Everyone wants to be led by good managers. But what really makes someone a good leader, who motivates his team, gets results and is respected? Personality, patience, and a positive outlook are some of the qualities that make up a successful leader. An old saying is that leadership is learned and then earned.
People will follow someone who is a key part of the group. We’ve all heard the old adage ‘There is no “I” in team’ and it is still true today. The boss who uses “I” constantly may not get the same results as the leader who consistently says “we”.
Most have had a manager or two in their careers who inspired enthusiasm; and many have had the displeasure of working for someone that instilled nothing but fear. If you are in management, ask yourself: Am I someone that my employees really want to work for? Am I the one that says “Go” or “Let’s go”? Do I drive my people to get results or do I coach them to reach our mutual goals?

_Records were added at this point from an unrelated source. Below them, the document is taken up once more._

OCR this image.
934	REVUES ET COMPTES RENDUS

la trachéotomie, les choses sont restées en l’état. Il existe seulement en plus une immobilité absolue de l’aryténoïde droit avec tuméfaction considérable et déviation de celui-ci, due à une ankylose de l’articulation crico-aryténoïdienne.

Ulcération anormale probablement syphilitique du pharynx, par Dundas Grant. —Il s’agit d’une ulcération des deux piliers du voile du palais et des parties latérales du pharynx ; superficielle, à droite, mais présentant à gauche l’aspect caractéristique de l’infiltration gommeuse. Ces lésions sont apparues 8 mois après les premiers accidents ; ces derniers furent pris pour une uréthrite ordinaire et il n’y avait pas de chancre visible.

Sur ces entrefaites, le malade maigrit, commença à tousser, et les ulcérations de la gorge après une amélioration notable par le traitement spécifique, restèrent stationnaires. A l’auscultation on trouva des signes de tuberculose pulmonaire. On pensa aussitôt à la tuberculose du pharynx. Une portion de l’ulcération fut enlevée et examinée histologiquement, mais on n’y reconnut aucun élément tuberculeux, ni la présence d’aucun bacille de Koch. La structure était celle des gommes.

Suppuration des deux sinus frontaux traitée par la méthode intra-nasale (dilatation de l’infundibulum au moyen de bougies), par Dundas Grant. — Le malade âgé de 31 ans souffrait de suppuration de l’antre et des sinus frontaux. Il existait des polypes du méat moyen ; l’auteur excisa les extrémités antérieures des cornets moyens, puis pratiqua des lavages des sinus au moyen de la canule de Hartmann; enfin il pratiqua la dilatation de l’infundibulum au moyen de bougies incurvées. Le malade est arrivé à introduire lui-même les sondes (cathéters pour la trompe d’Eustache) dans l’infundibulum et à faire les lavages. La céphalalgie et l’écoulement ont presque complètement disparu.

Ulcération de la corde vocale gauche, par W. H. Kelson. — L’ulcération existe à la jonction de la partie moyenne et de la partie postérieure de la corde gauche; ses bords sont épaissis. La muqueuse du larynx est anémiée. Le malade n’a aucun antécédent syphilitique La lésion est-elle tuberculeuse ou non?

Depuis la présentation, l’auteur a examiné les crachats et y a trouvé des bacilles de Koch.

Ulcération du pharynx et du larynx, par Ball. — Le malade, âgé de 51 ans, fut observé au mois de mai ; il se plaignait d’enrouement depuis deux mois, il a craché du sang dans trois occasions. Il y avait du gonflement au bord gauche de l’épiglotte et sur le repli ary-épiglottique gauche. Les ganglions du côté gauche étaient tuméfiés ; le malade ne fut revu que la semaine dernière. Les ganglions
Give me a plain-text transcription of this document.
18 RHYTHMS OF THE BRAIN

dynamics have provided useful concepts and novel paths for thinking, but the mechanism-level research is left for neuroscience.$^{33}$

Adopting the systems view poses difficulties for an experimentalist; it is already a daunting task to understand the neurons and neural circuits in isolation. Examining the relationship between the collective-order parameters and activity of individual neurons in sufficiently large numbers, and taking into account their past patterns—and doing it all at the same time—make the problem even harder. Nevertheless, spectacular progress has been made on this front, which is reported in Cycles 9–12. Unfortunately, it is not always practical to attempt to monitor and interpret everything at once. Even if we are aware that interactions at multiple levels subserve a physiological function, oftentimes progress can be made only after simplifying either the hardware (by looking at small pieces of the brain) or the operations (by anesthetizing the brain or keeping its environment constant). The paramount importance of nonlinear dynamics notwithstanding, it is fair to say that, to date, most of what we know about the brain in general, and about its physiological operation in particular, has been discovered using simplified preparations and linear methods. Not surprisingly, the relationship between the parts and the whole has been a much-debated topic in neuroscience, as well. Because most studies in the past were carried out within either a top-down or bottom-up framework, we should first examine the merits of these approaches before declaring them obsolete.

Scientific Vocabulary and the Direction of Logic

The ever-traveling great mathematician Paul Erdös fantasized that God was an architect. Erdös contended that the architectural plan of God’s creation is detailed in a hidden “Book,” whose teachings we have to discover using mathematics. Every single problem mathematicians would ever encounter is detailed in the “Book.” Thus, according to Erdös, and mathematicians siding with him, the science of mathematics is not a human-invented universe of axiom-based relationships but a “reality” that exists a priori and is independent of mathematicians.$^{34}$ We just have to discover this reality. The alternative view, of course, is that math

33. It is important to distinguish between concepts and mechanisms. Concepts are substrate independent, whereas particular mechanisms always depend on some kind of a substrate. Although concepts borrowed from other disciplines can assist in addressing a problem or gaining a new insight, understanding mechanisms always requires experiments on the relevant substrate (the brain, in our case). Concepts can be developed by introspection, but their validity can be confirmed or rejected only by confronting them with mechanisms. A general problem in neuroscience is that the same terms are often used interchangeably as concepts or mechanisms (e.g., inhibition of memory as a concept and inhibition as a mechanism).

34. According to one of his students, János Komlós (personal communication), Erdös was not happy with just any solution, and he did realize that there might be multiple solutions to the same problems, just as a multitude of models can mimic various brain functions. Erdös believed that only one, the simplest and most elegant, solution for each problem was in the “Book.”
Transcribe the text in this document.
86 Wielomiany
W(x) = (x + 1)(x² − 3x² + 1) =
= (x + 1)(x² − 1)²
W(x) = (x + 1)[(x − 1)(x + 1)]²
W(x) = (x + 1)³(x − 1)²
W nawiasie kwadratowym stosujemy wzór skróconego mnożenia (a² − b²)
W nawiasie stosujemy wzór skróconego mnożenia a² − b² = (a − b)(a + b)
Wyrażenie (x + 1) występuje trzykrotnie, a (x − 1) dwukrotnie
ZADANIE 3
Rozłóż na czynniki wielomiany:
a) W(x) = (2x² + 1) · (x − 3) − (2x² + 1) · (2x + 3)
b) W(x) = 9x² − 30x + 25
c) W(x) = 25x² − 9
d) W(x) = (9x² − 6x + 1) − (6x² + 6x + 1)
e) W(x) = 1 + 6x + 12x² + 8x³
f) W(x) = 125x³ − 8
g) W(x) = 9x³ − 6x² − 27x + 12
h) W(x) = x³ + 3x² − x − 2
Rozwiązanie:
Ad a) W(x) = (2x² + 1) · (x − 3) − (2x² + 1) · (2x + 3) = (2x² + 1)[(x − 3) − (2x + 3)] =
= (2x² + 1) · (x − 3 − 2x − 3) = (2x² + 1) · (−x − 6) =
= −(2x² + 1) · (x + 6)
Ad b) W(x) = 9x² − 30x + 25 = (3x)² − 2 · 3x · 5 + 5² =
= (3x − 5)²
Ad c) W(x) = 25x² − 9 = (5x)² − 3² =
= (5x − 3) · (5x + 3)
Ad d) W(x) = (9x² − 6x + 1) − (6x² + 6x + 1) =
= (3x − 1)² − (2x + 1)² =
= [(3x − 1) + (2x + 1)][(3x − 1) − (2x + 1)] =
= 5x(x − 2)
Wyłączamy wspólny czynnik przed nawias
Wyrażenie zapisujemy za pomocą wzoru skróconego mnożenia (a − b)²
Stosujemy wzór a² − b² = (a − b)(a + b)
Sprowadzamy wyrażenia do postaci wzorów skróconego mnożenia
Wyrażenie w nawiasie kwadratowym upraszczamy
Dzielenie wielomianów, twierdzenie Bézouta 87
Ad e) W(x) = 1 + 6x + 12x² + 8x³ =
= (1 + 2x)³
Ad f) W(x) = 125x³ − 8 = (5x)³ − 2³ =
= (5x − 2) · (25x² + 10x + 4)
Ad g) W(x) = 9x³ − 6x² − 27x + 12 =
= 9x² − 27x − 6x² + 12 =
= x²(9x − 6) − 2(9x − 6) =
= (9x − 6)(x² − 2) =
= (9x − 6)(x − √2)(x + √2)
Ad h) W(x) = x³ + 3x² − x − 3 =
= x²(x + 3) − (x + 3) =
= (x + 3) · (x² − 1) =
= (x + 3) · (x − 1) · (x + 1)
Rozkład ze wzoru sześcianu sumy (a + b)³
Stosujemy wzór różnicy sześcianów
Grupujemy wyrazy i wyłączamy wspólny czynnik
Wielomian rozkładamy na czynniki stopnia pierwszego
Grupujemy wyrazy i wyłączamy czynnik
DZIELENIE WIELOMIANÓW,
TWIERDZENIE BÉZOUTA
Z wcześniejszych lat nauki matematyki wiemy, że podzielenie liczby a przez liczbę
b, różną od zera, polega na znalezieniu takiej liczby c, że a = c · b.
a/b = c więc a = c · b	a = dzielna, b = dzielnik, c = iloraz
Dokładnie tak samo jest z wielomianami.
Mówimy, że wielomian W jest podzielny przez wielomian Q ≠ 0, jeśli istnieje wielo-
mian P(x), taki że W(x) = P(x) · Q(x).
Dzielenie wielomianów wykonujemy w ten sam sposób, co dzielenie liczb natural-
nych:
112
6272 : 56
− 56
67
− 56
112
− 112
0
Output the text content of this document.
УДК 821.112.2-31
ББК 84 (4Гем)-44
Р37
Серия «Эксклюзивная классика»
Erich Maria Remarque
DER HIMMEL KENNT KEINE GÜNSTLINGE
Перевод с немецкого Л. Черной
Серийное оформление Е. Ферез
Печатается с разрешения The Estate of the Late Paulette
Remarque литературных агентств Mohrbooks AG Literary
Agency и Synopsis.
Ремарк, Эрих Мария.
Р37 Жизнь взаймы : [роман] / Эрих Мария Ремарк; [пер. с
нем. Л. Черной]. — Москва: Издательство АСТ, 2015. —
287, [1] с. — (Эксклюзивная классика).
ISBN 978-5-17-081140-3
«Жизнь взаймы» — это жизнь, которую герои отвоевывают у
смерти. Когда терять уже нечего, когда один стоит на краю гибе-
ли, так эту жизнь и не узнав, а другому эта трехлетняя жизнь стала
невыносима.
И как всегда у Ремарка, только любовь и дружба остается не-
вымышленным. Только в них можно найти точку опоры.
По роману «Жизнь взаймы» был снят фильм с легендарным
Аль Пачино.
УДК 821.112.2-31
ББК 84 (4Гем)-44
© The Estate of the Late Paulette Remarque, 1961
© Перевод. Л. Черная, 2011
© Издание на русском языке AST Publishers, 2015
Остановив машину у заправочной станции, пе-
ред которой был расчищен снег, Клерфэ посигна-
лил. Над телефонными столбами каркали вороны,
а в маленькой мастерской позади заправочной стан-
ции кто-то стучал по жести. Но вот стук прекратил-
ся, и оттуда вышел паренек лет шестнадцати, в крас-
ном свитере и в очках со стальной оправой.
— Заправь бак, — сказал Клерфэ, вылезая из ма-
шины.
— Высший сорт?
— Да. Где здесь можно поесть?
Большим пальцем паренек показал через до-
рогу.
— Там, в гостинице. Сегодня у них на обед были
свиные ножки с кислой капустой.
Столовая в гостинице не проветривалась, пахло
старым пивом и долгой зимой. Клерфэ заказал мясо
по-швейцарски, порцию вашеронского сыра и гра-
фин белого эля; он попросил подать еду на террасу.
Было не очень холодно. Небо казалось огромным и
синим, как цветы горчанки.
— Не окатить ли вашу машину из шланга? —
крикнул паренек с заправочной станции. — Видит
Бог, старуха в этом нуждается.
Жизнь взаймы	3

Poor management is one of the key reasons why employees quit. Leading by example is the most important thing. For example, who will earn the most respect: someone who will help fix a problem or someone who places the blame of the problem elsewhere? The obstacle is still there; it needs to get fixed either way. A collective effort between management and employees is the best and quickest way to solve.
Some people have been fortunate to have worked for (or are still working for) seemingly the best leaders out there. This is someone who gives people a little extra rope to try new things. Sometimes things don’t work, but a good leader understands that it’s a learning process. Maybe he challenges his team with projects or new ventures with genuine potential outcomes. The boss’ tactics routinely push for unrealistic results. No one wants to work on something if the goals are just idealistic and improbable to achieve.
There really is no right or wrong way to manage. But more leaders probably get better results by being fair and tough, but reasonable.
Life is too short for people to be unhappy. With the economy getting back on track, workers will go where they are appreciated (and compensated). Replacing employees is tough, time-consuming and costly. What if making a few changes in your management style could allow you to keep your team focused and energized. Would you do it?